Industrial REITs ‘remain attractive’

Industrial real estate investment trusts (REITs) remain attractive investments, OCBC Investment Research said yesterday as it kept its “overweight” call, citing their healthy debt maturity profiles, increased investment activity and high yields.

In OCBC’s research update, analysts Kevin Tan and Eli Lee said that industrial landlords continued to be very engaged in their capital management activities.

“For the third quarter to date, we note that two industrial REITs, namely AIMS AMP Capital Industrial REIT and Mapletree Industrial REIT, had announced the issuance of fixed-rate notes, while Sabana REIT had entered into a financing agreement for S$258.6 million additional commodity murabaha facilities,” they said.

“Based on our understanding, the proceeds from these issuances will be used to refinance part of their existing borrowings. This is in line with our view that the industrial REIT sub-sector’s debt maturity profile will remain healthy, with limited refinancing risks in the near term,” they added.

The analysts also pointed to a pickup in investment activity during the third quarter, with the most active REIT being Cambridge Industrial Trust, which announced planned acquisitions of properties in Teban Gardens Crescent, Marsiling Industrial Estate and Woodlands Walk for a total of S$97.3 million.

“With just days to the close of the third quarter, we estimate that the total sub-sector acquisition value for the quarter will be at S$182.9 million. This significantly exceeds the S$66 million acquisition size clocked in the second quarter, albeit still lower than the S$678.2 million value registered in the first quarter,” they said.

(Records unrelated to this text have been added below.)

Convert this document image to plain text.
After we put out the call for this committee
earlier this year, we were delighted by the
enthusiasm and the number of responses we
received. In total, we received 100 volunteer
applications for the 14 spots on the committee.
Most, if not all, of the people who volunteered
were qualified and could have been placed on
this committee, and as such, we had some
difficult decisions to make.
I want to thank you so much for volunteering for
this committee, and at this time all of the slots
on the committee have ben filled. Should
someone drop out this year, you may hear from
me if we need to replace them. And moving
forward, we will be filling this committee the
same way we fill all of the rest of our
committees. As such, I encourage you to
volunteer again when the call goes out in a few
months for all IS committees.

They maintained their view that sub-sector acquisition activity would likely be skewed towards smaller REITs. They added that further acquisitions in the industrial space might involve a combination of debt and equity, given that the sub-sector aggregate leverage is set to increase after funding committed acquisitions.

“In addition, some REITs – for example, Ascendas REIT and Mapletree Logistics Trust – have also turned to capital recycling via divestments to enhance their portfolio returns, in line with our expectations,” they said.

They retained their “overweight” view on the industrial REIT sub-sector due to its high yields of 7 to 7.1 per cent for fiscal years 2012 to 2013 (forecast) and growth potential.

OCBC Investment Research says: “Cache Logistics Trust remains our preferred pick, given its robust portfolio, healthy financial position and attractive forward distribution per unit yield of 7.1 per cent.”

Cache Logistics Trust units ended 2.1 per cent higher at S$1.24 yesterday, giving it a market capitalisation of about S$870 million.